Europe - In Europe, tempeh is known through the Dutch who once colonized Indonesia. In 1895 the Dutch microbiologist and chemist Prinsen Geerlings made the first attempt to identify the tempeh mold. The first tempeh companies in Europe were started in the Netherlands by immigrants from Indonesia.
USA - In the USA, tempeh has been known only since 1946 with the publication of "Possible Sources of Proteins for Child Feeding in Underdeveloped Countries", in the American Journal of Clinical Nutrition. In the 1960s there was new interest in tempeh with research in tempeh at the Cornell University (New York) and at the USDA Northern Regional Research Center (Illinois). In 1961 Mary Otten was the first to begin making tempeh.
Great deal of the credit for introducing tempeh to the American public goes to The Farm, a large spiritual and farming community in Summertown (Tennessee).
The first commercial tempeh shop was started in 1975 by Mr. Gale Randall in Undadilla, Nebraska. An article by R. Rodale in "Prevention" in June 1977 brought him and his shop national prominence.
In the 1980s when the tempeh industry expanded, the media showed new interest and a lot of articles appeared in scientific journals.
Developing countries - In the 1940s Van Veen tried to introduce tempeh in Zimbabwe.

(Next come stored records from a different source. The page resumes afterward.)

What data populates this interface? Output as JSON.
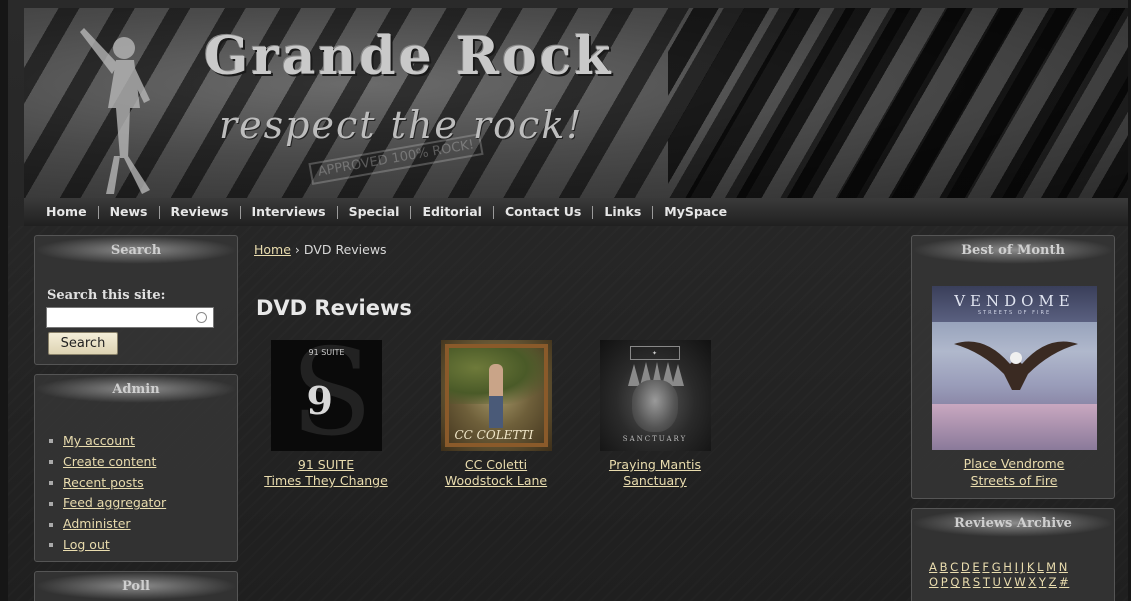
{
  "site": {
    "title": "Grande Rock",
    "slogan": "respect the rock!",
    "stamp": "APPROVED 100% ROCK!"
  },
  "nav": {
    "items": [
      "Home",
      "News",
      "Reviews",
      "Interviews",
      "Special",
      "Editorial",
      "Contact Us",
      "Links",
      "MySpace"
    ]
  },
  "search_block": {
    "title": "Search",
    "label": "Search this site:",
    "input_value": "",
    "button_label": "Search"
  },
  "admin_block": {
    "title": "Admin",
    "items": [
      "My account",
      "Create content",
      "Recent posts",
      "Feed aggregator",
      "Administer",
      "Log out"
    ]
  },
  "poll_block": {
    "title": "Poll"
  },
  "breadcrumb": {
    "home": "Home",
    "separator": "›",
    "current": "DVD Reviews"
  },
  "main": {
    "page_title": "DVD Reviews",
    "reviews": [
      {
        "artist": "91 SUITE",
        "album": "Times They Change",
        "cover_text": "91 SUITE"
      },
      {
        "artist": "CC Coletti",
        "album": "Woodstock Lane",
        "cover_text": "CC COLETTI"
      },
      {
        "artist": "Praying Mantis",
        "album": "Sanctuary",
        "cover_text": "SANCTUARY"
      }
    ]
  },
  "best_of_month": {
    "title": "Best of Month",
    "cover_title": "VENDOME",
    "cover_subtitle": "STREETS OF FIRE",
    "line1": "Place Vendrome",
    "line2": "Streets of Fire"
  },
  "reviews_archive": {
    "title": "Reviews Archive",
    "row1": [
      "A",
      "B",
      "C",
      "D",
      "E",
      "F",
      "G",
      "H",
      "I",
      "J",
      "K",
      "L",
      "M",
      "N"
    ],
    "row2": [
      "O",
      "P",
      "Q",
      "R",
      "S",
      "T",
      "U",
      "V",
      "W",
      "X",
      "Y",
      "Z",
      "#"
    ]
  },
  "colors": {
    "link": "#e9dcae",
    "background": "#262626",
    "block_bg": "#343434"
  }
}
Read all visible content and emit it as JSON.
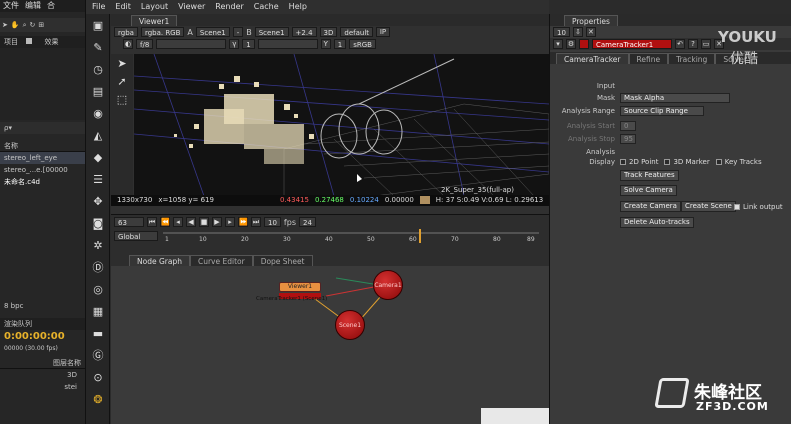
{
  "ae": {
    "menu": [
      "文件",
      "编辑",
      "合"
    ],
    "panel_label": "项目",
    "panel_tab": "效果",
    "search": "ρ▾",
    "col_name": "名称",
    "files": [
      "stereo_left_eye",
      "stereo_...e.[00000",
      "未命名.c4d"
    ],
    "bpc": "8 bpc",
    "render_label": "渲染队列",
    "timecode": "0:00:00:00",
    "timecode_sub": "00000 (30.00 fps)",
    "layer_col": "图层名称",
    "layers": [
      "3D",
      "stei"
    ]
  },
  "nuke": {
    "menu": [
      "File",
      "Edit",
      "Layout",
      "Viewer",
      "Render",
      "Cache",
      "Help"
    ],
    "viewer_tab": "Viewer1",
    "viewer_controls": {
      "channels": "rgba",
      "layer": "rgba. RGB",
      "a_label": "A",
      "a_input": "Scene1",
      "ops": "-",
      "b_label": "B",
      "b_input": "Scene1",
      "zoom": "+2.4",
      "mode": "3D",
      "lut": "default",
      "ip": "IP"
    },
    "viewer_controls2": {
      "fstop": "f/8",
      "frame": "1",
      "y": "Y",
      "rate": "1",
      "colorspace": "sRGB"
    },
    "info": {
      "res": "1330x730",
      "xy": "x=1058 y= 619",
      "r": "0.43415",
      "g": "0.27468",
      "b": "0.10224",
      "a": "0.00000",
      "hsv": "H: 37 S:0.49 V:0.69 L: 0.29613",
      "format": "2K_Super_35(full-ap)"
    },
    "timeline": {
      "frame": "63",
      "step": "10",
      "fps_label": "fps",
      "fps": "24",
      "scope": "Global",
      "ticks": [
        "1",
        "10",
        "20",
        "30",
        "40",
        "50",
        "60",
        "70",
        "80",
        "89"
      ]
    },
    "node_tabs": [
      "Node Graph",
      "Curve Editor",
      "Dope Sheet"
    ],
    "nodes": {
      "viewer": "Viewer1",
      "tracker": "CameraTracker1 (Scene1)",
      "camera": "Camera1",
      "scene": "Scene1"
    }
  },
  "props": {
    "title": "Properties",
    "count": "10",
    "node_name": "CameraTracker1",
    "tabs": [
      "CameraTracker",
      "Refine",
      "Tracking",
      "Solver"
    ],
    "input_label": "Input",
    "mask_label": "Mask",
    "mask_value": "Mask Alpha",
    "range_label": "Analysis Range",
    "range_value": "Source Clip Range",
    "start_label": "Analysis Start",
    "start_value": "0",
    "stop_label": "Analysis Stop",
    "stop_value": "95",
    "analysis_label": "Analysis",
    "display_label": "Display",
    "display_opts": [
      "2D Point",
      "3D Marker",
      "Key Tracks"
    ],
    "buttons": {
      "track": "Track Features",
      "solve": "Solve Camera",
      "create_camera": "Create Camera",
      "create_scene": "Create Scene",
      "link_output": "Link output",
      "delete": "Delete Auto-tracks"
    }
  },
  "watermark": {
    "youku": "YOUKU",
    "youku_cn": "优酷",
    "zf": "朱峰社区",
    "zf_url": "ZF3D.COM"
  }
}
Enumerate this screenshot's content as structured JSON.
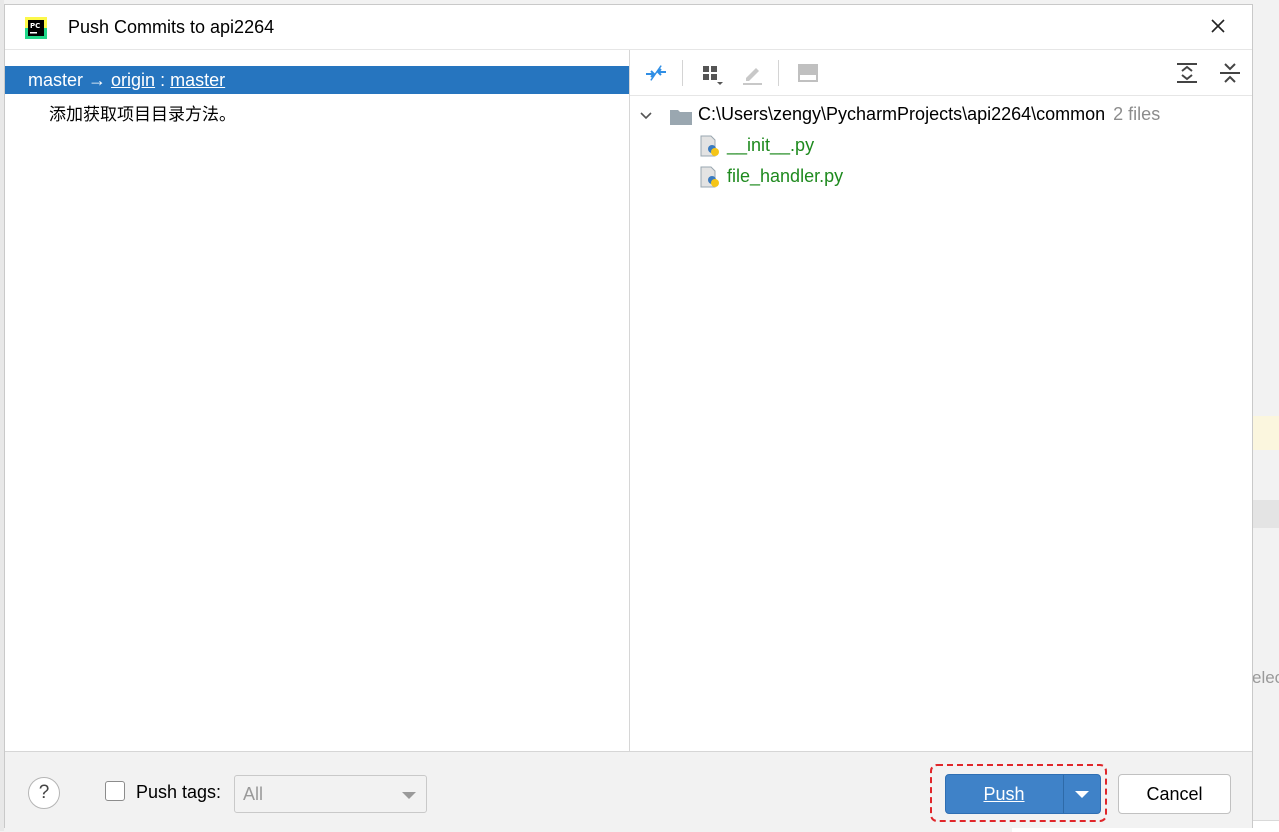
{
  "dialog": {
    "title": "Push Commits to api2264",
    "app_icon": "pycharm-logo-icon",
    "app_icon_text": "PC"
  },
  "left_pane": {
    "branch": {
      "local": "master",
      "arrow": "→",
      "remote": "origin",
      "separator": ":",
      "remote_branch": "master"
    },
    "commits": [
      "添加获取项目目录方法。"
    ]
  },
  "toolbar": {
    "icons": [
      "compare-diff-icon",
      "group-by-icon",
      "edit-source-icon",
      "show-diff-preview-icon",
      "expand-all-icon",
      "collapse-all-icon"
    ]
  },
  "tree": {
    "root_path": "C:\\Users\\zengy\\PycharmProjects\\api2264\\common",
    "root_count": "2 files",
    "files": [
      "__init__.py",
      "file_handler.py"
    ]
  },
  "footer": {
    "help_label": "?",
    "push_tags_label": "Push tags:",
    "push_tags_checked": false,
    "tags_select_value": "All",
    "push_label": "Push",
    "cancel_label": "Cancel"
  },
  "background": {
    "partial_text": "elec"
  },
  "colors": {
    "selection": "#2675bf",
    "primary_button": "#3f82c8",
    "file_added": "#1e8a1e",
    "highlight_border": "#e0262a"
  }
}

But efforts to introduce tempeh as cheap source of protein in Zimbabwe and other developing countries (Africa and South-America) have mainly failed since the local populations have no experience with mold-fermented foods.
Actual trends - In Europe, the USA and other industrialized countries the interest for tempeh is increasing, by growing interest in health, nutrition and vegetarianism.